As industrywide fee pressure persists, it is having a mixed impact on asset managers’ gross revenue, largely depending on a given firm’s ability to increase scale. As mutual fund managers and exchange-traded fund (ETF) issuers rethink their strategies to combat fee pressure, they are using a combination of traditional and more creative tactics, according to Cerulli Associates’ latest report, The State of U.S. Retail and Institutional Asset Management 2019: Recognizing Opportunity Across Client Segments.
Increased cost-awareness among investors has been a primary driver of fee compression in the retail channel. Over the last five years, investors have become better educated and more conscientious of fees. According to Cerulli’s data, in 2014, 64% of surveyed investors either were not aware of how much they pay for financial advice or felt that they received free financial advice. In 2019, this percentage declined to 45%. Competition on cost from retail direct investor platforms has been a factor in the growing investor awareness of fees. “These platforms are touting low trading costs and highlighting the higher fees of other financial companies with broad, visible media campaigns,” explains Brendan Powers, associate director of product development at Cerulli.
To retain margins, mutual fund managers are implementing new strategies to boost client acquisition and build scale to offset revenue compression from lower expenses. Asset managers are reducing expenses through temporary expense waivers, according to 67% of product executives. Another 39% state they are permanently reducing their portfolio management fees, while another 11% are reducing their transfer agent (TA) fee. Mutual fund managers are also broadening the investors eligible for lower-cost double-zero and triple-zero share classes that don’t charge sales loads, 12b-1 fees, or sub-TA fees—a strategy that could ultimately help the industry consolidate share class options and make the mutual fund more competitive with ETFs or retail separate managed accounts (SMAs), according to Powers. Lastly, approximately 80% of mutual fund managers report that they plan to prioritize development and distribution of other vehicles (e.g., ETFs, collective investment trusts) over the mutual fund, as they seek to lower the cost of their strategies for certain investors.

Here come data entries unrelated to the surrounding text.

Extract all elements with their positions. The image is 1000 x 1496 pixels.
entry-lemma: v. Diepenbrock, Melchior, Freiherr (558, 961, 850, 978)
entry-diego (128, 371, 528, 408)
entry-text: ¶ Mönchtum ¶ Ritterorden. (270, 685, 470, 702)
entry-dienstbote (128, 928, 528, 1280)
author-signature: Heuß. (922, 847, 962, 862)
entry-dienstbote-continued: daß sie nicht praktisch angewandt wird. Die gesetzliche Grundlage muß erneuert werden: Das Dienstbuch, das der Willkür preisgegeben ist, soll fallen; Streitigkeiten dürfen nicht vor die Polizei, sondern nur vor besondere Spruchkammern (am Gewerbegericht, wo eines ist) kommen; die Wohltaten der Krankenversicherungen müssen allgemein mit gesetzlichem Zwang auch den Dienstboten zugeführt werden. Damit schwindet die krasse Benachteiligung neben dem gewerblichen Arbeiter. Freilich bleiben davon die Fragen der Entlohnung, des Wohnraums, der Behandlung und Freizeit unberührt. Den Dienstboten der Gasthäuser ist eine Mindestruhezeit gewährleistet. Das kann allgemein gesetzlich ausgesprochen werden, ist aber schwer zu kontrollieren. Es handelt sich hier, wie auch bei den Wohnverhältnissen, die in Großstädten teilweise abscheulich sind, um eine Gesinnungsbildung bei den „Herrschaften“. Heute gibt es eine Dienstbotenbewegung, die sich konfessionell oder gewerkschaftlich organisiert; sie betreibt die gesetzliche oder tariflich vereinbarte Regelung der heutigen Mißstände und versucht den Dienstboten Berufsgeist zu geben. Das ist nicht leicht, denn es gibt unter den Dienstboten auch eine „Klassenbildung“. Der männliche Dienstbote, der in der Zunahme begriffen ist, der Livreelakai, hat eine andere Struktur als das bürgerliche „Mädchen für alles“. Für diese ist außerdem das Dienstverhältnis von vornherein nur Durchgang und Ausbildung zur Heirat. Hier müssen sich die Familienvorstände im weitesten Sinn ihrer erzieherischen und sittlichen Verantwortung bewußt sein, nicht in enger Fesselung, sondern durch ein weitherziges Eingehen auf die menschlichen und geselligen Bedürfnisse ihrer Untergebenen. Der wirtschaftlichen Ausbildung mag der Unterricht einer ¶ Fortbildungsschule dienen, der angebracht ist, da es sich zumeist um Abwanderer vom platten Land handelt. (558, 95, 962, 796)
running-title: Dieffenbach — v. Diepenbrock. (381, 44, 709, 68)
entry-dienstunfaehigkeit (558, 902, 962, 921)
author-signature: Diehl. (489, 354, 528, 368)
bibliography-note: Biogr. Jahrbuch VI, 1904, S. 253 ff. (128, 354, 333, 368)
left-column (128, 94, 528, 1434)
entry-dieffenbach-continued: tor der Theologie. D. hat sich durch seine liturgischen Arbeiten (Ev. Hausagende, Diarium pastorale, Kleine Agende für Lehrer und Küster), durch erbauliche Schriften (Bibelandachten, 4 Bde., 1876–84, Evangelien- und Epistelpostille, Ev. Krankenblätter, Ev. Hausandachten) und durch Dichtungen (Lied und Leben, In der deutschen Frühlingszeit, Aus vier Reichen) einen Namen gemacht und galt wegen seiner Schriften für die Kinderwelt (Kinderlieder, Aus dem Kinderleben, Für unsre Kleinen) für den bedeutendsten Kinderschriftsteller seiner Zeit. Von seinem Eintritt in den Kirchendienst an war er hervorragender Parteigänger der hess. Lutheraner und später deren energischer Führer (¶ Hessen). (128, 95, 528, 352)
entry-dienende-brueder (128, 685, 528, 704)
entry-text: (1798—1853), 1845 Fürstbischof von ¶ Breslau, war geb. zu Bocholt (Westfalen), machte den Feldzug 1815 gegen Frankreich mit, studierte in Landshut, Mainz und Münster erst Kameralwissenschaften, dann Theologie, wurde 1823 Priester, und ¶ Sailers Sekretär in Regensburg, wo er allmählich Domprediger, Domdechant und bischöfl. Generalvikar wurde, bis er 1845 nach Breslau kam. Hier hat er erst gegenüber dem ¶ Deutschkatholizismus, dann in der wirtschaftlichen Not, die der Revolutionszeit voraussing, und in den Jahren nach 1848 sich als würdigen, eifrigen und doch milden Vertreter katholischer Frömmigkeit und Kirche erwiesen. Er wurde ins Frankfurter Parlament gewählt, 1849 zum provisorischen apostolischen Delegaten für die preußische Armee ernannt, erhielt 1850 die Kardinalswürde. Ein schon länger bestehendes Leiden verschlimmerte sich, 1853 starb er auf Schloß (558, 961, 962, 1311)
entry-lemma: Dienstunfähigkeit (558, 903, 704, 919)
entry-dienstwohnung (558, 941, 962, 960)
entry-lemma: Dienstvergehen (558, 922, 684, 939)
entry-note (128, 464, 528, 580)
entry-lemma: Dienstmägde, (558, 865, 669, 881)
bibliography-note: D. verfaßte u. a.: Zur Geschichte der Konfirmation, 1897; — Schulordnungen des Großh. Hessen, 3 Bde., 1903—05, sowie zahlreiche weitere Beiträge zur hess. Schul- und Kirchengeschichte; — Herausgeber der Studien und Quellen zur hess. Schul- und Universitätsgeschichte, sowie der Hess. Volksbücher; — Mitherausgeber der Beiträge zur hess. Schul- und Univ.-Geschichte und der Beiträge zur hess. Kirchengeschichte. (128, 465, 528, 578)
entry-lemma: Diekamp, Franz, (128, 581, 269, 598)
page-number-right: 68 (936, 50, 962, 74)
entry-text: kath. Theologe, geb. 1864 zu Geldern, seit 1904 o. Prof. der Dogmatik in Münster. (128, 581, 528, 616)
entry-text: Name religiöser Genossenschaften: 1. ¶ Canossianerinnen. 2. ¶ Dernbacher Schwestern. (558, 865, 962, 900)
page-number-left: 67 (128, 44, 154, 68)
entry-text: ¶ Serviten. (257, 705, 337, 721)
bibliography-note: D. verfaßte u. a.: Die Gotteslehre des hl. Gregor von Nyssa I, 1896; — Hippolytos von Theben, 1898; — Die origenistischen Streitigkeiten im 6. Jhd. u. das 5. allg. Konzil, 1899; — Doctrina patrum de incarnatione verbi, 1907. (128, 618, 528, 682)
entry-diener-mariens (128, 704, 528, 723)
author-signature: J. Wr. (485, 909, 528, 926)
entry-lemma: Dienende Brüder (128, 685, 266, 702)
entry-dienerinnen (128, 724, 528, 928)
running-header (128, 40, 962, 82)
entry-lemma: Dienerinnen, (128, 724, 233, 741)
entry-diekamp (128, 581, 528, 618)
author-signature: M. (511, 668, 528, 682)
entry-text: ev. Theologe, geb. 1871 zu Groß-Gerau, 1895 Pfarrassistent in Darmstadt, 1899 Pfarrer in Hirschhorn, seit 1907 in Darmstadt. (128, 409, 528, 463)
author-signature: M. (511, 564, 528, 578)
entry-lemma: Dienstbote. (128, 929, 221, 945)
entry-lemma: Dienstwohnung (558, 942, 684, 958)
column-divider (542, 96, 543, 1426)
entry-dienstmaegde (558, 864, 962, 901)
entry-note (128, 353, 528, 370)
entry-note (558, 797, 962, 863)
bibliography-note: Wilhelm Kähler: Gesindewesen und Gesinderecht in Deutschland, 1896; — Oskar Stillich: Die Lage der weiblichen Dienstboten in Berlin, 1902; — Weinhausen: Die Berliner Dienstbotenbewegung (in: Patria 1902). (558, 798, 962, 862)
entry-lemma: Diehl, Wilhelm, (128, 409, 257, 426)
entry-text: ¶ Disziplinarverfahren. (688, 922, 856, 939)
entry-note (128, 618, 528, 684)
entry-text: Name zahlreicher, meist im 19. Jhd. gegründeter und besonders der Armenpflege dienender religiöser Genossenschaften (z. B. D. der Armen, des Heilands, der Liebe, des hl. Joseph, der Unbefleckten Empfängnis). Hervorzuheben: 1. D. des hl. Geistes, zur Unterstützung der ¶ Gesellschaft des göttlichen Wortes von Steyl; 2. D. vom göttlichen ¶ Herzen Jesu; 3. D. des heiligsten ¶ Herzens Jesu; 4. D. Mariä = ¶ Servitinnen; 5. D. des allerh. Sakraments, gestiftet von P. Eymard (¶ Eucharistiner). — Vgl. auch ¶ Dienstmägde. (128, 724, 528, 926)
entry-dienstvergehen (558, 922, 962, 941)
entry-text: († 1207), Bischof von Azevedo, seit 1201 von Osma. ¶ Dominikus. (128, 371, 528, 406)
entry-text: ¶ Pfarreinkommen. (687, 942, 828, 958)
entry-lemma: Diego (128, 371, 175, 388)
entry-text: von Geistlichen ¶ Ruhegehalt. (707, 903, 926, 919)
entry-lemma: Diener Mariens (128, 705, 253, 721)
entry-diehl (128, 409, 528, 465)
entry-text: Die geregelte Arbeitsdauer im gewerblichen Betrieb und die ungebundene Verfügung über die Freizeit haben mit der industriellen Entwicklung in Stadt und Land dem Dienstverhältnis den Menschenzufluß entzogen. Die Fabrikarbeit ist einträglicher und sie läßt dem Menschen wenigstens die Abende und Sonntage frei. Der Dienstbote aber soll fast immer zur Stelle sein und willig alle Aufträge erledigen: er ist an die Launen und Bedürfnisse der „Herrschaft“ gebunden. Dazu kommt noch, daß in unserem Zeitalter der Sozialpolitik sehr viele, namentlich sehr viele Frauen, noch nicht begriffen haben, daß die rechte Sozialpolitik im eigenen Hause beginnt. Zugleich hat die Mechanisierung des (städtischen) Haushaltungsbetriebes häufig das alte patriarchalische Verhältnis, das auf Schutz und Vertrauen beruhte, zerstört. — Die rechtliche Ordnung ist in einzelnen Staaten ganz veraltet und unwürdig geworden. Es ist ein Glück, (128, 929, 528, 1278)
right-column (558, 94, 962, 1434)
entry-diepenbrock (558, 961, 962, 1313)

As is the case with mutual fund managers, 89% of ETF issuers feel the impact of fee compression and agree that they will pursue greater scale in order to offset lower fees and sustain profitability. One of the more creative ways that larger issuers are building scale is by providing advisors with asset allocation models built using their own ETFs as underlying building blocks. Another way ETF issuers can respond to fee pressure is through self-indexing. “In the case of self-indexing, managers can lower expenses by bringing index construction in-house, thus avoiding licensing fees required by a third party,” notes Powers. “This option provides the added benefit of allowing the issuer to create unique products based on their firm expertise and capabilities in more esoteric spaces.”
Cerulli believes that fee pressure is going to continue to be a reality for asset managers that provide investment strategies in both retail and institutional client channels. “Neither active nor index managers will be exempt from these trends,” suggests Powers. “To adapt, managers need to continue to evaluate the cost of their investment strategies against their peers and consider all potential solutions to address this reality,” he concludes.
Cerulli’s report, The State of U.S. Retail and Institutional Asset Management 2019, provides a comprehensive overview of the aggregate U.S. asset management landscape and is intended for U.S. asset managers, or those seeking distribution opportunities in the United States.